Apesar de um progresso notável, a ausência de acesso adequado à água potável ainda afeta milhares de estudantes em escolas públicas brasileiras. Dados recentes do Censo Escolar, divulgados em fevereiro, revelam que 1.203 instituições de ensino permanecem sem este recurso essencial, impactando diretamente a vida de aproximadamente 75 mil crianças e adolescentes. Às vésperas do Dia Mundial da Água, o Fundo das Nações Unidas para a Infância (Unicef) reforça a urgência de apoio institucional e políticas públicas eficazes para erradicar este problema histórico, cujas consequências se estendem da higiene e saúde à qualidade do aprendizado e à dignidade menstrual.

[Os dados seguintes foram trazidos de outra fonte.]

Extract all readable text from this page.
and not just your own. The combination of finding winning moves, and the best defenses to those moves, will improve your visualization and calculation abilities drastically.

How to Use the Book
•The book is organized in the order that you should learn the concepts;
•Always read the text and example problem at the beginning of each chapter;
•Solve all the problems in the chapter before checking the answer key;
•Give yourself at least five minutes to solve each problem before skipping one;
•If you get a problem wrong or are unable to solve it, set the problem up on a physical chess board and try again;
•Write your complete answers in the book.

Panorama Atual: Avanços e a Realidade de um Déficit Persistente

O cenário atual, embora desafiador, apresenta uma melhora significativa em relação a anos anteriores. O número de escolas públicas sem acesso à água foi reduzido pela metade, caindo de 2.512 unidades que atendiam 179 mil estudantes para os atuais 1.203, que servem 75 mil alunos. Essa evolução representa um marco importante, garantindo o direito à água a mais de 100 mil estudantes. Contudo, a persistência de um contingente expressivo de escolas e alunos desassistidos demonstra que o desafio ainda é grande e requer atenção contínua e esforços coordenados para a universalização desse serviço básico.

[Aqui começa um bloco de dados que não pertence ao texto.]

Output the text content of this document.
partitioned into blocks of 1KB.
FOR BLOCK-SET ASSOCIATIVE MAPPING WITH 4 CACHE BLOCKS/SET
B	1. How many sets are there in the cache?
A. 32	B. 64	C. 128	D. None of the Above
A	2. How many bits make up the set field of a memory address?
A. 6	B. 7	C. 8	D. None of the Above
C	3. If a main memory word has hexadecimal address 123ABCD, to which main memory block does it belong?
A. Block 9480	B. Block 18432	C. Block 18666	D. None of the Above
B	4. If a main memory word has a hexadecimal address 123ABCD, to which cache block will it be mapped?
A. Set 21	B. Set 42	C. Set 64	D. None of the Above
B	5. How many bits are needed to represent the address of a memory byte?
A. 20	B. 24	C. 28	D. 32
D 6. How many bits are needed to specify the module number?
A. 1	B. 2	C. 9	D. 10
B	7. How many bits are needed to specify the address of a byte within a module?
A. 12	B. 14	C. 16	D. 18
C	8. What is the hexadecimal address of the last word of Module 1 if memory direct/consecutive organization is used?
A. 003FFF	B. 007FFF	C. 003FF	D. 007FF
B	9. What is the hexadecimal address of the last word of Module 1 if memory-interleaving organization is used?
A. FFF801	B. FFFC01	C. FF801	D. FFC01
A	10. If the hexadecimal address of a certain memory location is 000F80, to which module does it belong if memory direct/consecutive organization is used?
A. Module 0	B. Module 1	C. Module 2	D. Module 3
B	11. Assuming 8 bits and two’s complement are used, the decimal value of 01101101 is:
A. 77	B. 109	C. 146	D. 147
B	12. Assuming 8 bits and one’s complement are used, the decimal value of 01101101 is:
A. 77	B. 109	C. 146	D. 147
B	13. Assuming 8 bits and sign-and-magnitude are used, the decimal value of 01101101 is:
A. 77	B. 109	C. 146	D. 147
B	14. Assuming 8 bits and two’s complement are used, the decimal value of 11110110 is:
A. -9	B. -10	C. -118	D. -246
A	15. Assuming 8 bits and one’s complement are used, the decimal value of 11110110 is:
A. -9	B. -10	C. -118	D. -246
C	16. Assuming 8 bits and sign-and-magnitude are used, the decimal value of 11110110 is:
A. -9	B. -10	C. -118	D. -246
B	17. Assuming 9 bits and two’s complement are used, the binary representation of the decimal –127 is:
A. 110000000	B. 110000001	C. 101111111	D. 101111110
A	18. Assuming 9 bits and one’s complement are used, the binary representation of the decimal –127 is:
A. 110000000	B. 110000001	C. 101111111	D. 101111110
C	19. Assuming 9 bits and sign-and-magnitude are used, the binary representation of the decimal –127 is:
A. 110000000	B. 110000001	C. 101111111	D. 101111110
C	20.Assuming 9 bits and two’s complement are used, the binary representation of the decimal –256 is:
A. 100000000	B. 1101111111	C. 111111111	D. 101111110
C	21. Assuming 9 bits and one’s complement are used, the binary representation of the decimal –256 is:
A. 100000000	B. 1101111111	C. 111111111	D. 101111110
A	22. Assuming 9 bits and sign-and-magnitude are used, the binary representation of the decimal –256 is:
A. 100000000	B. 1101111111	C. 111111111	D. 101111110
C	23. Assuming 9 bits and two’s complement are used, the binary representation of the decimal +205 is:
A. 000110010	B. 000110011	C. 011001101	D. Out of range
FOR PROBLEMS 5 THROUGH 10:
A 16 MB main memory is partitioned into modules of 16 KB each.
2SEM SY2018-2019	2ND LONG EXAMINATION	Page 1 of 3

Impactos Profundos na Saúde, Higiene e Dignidade Escolar

A carência de água nas escolas transcende a simples falta de um recurso: ela compromete pilares fundamentais do ambiente educacional. O Unicef destaca que a ausência de abastecimento adequado afeta diretamente a higiene pessoal dos alunos, a preparação segura da merenda escolar e, de forma crucial, a saúde e o bem-estar de crianças e adolescentes. Para meninas e mulheres, a situação é ainda mais crítica, pois a falta ou precariedade do acesso à água impacta diretamente a dignidade menstrual, podendo levar a absenteísmo escolar e aumentar a exposição a situações de vulnerabilidade, afastando-as do ambiente de aprendizado em busca de instalações sanitárias adequadas.

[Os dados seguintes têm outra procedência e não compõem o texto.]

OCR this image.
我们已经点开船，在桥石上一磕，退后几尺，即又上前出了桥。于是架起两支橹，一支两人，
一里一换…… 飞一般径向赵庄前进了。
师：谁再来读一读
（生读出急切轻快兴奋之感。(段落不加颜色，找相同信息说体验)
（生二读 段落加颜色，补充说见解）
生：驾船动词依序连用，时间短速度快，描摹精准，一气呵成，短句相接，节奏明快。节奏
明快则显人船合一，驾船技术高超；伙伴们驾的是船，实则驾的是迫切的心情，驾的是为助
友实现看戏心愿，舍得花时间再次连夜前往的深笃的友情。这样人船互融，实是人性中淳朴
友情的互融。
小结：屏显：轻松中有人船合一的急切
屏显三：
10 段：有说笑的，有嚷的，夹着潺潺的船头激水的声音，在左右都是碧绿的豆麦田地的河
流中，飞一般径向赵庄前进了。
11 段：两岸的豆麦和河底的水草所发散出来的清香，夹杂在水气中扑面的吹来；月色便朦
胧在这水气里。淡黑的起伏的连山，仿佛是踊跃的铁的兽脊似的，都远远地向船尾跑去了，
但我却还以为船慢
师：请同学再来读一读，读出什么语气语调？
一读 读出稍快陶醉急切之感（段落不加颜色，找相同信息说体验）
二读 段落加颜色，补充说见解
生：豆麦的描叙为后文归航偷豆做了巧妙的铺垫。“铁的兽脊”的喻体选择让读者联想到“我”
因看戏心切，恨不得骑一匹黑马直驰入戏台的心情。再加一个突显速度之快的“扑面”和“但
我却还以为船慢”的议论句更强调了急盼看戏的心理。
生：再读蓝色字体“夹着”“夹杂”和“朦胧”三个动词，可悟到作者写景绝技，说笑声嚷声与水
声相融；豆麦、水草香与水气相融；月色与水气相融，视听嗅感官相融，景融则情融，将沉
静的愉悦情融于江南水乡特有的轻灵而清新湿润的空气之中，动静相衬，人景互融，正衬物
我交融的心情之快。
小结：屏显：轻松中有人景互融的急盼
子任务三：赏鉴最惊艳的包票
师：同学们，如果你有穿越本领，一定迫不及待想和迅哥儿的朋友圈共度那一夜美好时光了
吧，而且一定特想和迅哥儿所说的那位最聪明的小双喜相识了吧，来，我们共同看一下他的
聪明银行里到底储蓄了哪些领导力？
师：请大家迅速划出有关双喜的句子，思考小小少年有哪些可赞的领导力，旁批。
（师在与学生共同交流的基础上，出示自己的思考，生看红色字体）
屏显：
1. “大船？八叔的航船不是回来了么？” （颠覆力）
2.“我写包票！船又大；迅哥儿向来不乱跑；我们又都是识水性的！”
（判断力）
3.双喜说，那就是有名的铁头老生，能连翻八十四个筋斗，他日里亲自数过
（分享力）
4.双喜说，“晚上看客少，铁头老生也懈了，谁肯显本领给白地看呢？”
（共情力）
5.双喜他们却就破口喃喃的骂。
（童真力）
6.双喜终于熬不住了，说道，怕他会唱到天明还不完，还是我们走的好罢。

Desigualdades Sociais e Regionais: Quem é Mais Afetado?

A análise dos dados revela que a falta de acesso à água não atinge a todos de forma igualitária, acentuando disparidades sociais e raciais já existentes. A vasta maioria das escolas desabastecidas, cerca de 96%, está localizada em zonas rurais, com foco especial nas regiões da Amazônia e do Semiárido. Rodrigo Resende, oficial de Água, Saneamento e Higiene do Unicef no Brasil, aponta que essa é uma deficiência histórica, reflexo das dificuldades na implementação de políticas públicas efetivas nessas áreas. Além disso, o perfil dos estudantes mais afetados mostra uma maioria de alunos negros e uma proporção significativa de crianças e adolescentes indígenas, evidenciando a intersecção entre privação de direitos e vulnerabilidade socioeconômica e étnica.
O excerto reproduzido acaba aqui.